Libertad de crítica y perfectibilidad
Emilio Martínez Cardona
Una diferencia fundamental entre los diversos sistemas
políticos, sociales y económicos es la capacidad de auto-corrección ante los
errores u horrores generados por su funcionamiento.
En aquellos donde imperan élites portadoras de una
ortodoxia ideológica esta corrección se torna difícil, dada la autosuficiencia
de esas oligarquías decisionales, para las cuales la preservación del relato
fundante de su poder es más importante que el contacto con la realidad. De ahí
que repriman toda crítica emanada desde fuera del establishment e incluso de
los disidentes surgidos al interior de él.
El resultado es que estos sistemas refractarios a la
crítica tienden a profundizar sus errores, que al agravarse impulsan a su vez a
una espiral represiva de todo pensamiento independiente.
Esta lógica perversa es muy visible en regímenes
socialistas de orientación autoritaria, donde las tesis centrales de
interpretación y manejo de la economía están radicalmente erradas, conllevando
de manera inequívoca a un caos creciente que las élites dirigistas sólo pueden
atribuir a floridas ficciones conspirativas.
Así, el enemigo externo o sus “agentes” internos se
vuelven piezas indispensables a la hora de apuntalar un discurso
seudocientífico, apenas sostenible a través de una fe obligatoria que niega
todas las experiencias demostrativas de su fracaso.

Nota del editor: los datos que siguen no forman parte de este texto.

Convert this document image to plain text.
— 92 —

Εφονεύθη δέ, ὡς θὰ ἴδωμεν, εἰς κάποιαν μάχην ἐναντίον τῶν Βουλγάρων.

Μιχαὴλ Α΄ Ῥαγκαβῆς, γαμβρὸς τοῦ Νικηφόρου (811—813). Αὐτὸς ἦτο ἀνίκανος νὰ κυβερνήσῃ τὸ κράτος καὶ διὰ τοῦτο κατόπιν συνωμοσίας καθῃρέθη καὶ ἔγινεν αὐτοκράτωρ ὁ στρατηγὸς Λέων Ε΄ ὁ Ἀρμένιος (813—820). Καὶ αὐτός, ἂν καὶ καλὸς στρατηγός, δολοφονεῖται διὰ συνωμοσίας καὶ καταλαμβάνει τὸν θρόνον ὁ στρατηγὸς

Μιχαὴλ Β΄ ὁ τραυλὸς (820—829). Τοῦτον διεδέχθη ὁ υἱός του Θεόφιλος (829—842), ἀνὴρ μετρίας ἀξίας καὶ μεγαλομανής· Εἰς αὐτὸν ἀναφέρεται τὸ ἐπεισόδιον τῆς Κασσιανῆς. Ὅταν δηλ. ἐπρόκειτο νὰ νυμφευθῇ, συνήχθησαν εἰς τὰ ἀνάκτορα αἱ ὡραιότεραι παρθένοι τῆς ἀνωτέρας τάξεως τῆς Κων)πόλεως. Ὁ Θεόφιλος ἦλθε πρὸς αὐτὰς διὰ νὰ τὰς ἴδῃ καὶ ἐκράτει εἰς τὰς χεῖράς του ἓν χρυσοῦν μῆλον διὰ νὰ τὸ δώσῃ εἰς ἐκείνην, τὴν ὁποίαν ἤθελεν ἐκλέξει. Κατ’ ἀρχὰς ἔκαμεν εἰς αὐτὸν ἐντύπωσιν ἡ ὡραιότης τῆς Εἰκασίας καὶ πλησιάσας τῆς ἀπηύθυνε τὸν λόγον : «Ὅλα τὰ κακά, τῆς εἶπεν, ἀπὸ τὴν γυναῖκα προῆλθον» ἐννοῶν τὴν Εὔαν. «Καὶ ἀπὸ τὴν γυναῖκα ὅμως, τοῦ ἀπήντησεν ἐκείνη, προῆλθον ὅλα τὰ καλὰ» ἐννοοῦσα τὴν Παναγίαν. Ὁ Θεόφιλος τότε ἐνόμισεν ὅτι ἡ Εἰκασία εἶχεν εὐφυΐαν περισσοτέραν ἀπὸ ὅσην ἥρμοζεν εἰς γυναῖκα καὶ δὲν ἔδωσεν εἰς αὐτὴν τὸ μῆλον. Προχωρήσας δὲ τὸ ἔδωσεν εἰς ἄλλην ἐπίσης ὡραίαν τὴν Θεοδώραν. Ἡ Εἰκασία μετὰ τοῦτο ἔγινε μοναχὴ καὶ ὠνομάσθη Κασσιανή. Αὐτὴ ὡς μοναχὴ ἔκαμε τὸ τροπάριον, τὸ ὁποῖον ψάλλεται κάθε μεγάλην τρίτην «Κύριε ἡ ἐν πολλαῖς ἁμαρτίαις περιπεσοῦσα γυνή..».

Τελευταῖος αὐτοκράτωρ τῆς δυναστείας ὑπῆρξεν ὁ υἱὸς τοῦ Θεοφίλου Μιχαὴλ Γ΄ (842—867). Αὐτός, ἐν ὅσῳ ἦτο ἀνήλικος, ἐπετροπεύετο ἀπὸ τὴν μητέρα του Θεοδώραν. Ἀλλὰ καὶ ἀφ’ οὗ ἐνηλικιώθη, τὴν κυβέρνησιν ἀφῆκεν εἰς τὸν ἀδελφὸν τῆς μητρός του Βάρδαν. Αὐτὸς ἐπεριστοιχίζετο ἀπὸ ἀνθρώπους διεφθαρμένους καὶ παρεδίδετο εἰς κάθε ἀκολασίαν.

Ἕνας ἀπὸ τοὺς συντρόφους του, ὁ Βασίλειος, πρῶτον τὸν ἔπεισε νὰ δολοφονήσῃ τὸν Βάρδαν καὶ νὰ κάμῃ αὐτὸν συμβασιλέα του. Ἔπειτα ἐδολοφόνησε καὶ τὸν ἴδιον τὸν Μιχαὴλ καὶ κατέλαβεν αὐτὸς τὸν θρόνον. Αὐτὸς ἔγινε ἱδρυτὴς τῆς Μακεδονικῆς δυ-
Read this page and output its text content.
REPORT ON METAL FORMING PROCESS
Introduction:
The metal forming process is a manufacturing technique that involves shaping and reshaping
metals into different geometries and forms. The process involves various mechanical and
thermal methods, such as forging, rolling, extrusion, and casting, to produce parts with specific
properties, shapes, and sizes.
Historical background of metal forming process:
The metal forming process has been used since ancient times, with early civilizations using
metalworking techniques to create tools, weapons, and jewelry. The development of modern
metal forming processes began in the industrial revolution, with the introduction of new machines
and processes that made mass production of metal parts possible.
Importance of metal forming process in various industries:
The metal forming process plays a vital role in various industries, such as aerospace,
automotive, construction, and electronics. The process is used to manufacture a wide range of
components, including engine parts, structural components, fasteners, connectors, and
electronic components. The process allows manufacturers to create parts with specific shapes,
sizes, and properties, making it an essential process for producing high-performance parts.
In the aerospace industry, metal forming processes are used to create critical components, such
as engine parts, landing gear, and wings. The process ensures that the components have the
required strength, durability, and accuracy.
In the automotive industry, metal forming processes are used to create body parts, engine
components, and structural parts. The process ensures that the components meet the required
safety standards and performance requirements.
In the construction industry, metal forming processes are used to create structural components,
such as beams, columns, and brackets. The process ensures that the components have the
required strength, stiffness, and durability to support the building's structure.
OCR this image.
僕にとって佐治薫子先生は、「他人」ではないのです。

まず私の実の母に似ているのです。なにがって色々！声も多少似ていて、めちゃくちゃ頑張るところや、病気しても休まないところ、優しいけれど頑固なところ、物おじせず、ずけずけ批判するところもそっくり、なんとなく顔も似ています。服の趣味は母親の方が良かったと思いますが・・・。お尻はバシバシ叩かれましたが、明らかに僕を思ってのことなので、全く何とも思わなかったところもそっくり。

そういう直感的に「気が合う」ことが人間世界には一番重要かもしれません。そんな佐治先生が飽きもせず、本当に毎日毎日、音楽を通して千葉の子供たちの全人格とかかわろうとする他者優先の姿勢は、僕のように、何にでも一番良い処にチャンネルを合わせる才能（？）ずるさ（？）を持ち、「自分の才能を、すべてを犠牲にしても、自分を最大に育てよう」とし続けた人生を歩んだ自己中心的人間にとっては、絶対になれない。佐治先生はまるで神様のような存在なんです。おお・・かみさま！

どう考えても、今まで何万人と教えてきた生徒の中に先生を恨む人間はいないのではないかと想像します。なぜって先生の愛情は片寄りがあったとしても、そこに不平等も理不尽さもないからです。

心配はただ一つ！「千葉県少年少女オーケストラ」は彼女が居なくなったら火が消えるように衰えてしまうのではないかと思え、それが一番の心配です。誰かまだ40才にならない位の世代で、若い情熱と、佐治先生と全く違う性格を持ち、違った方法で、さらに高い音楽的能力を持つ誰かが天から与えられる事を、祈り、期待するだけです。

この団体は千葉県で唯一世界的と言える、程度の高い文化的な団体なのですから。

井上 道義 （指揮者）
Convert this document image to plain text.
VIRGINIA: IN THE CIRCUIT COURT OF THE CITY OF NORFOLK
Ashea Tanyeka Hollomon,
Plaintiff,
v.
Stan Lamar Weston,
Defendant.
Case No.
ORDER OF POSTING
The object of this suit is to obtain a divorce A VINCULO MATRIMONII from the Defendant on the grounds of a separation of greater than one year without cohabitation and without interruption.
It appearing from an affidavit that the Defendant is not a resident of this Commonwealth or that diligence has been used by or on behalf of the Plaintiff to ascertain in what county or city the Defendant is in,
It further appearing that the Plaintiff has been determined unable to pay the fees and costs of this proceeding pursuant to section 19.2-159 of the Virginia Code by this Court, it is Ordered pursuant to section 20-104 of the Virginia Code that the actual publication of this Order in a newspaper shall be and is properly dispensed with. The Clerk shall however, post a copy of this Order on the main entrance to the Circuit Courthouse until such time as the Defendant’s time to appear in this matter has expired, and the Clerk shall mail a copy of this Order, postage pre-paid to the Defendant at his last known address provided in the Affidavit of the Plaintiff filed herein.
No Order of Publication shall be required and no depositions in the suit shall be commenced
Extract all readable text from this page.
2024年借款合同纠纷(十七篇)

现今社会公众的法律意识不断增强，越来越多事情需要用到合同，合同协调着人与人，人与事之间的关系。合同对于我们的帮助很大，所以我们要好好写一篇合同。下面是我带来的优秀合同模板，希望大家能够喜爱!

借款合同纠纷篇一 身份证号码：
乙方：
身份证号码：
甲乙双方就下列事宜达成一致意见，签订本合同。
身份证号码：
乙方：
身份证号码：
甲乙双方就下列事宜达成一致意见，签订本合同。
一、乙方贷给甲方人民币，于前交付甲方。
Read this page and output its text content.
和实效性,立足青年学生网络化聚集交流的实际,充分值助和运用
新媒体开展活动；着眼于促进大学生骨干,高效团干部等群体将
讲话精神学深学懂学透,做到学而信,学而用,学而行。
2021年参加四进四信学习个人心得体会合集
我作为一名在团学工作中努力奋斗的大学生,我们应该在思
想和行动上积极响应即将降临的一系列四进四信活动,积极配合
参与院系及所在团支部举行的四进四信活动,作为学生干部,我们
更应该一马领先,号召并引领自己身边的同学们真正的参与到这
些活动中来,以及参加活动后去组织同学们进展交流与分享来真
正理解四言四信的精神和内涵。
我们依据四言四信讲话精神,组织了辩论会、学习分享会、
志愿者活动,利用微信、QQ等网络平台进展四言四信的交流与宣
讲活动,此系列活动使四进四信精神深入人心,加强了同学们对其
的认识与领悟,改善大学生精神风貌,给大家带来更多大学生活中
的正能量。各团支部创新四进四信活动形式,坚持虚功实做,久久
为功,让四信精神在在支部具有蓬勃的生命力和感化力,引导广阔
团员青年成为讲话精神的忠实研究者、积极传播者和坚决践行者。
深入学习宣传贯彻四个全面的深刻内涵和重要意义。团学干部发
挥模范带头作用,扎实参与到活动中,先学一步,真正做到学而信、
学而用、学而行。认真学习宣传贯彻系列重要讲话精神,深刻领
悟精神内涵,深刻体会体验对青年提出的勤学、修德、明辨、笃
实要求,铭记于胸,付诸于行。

Muy distinto es el funcionamiento de las democracias
liberales (aunque esta expresión sea en rigor un pleonasmo, ya que sólo son
democracias las liberales, mientras que aquellas que llevan los apelativos de
“populares” o “comunitarias” se han revelado siempre como máscaras de una
tiranía).
En éstas la libertad de crítica es un engranaje
insustituible del sistema político, que se concibe permanentemente perfectible
o reformable. Más allá de las iras eventuales del gobernante de turno ante
molestas interpelaciones, lo cierto es que una institucionalidad democrática
fuerte no sólo tolera los cuestionamientos, sino que los incorpora a la
información necesaria para la toma de decisiones y, en caso de llegar a cierta
“masa crítica”, cambia el rumbo de las políticas de Estado.
Los autoritarios suelen denostar a la democracia liberal
calificándola de “corrupta”, por los múltiples escándalos que acostumbra
ventilar la prensa. Aquí el error estriba en considerar vicio lo que en
realidad es virtud: la transparencia, contrapuesta a la opacidad despótica que
oculta los abusos detrás de la censura o de maquinarias judiciales cooptadas.
Precisamente, la disyuntiva transparencia/opacidad puede
constituirse en uno de los ejes principales del debate político en el siglo
XXI, donde los escenarios emergentes creados por las Tecnologías de la
Comunicación e Información (TICs) apuntan a confrontaciones entre
ciber-totalitarios y tecno-libertarios.
En nuestra coyuntura nacional, los primeros son aquellos
que propugnan “guerras contra las redes sociales”, muchas veces teledirigidos
desde el poder, mientras que los segundos representan un nuevo ejercicio de la
ciudadanía, refundando esa libertad de crítica indispensable para la
auto-corrección pacífica de una sociedad abierta.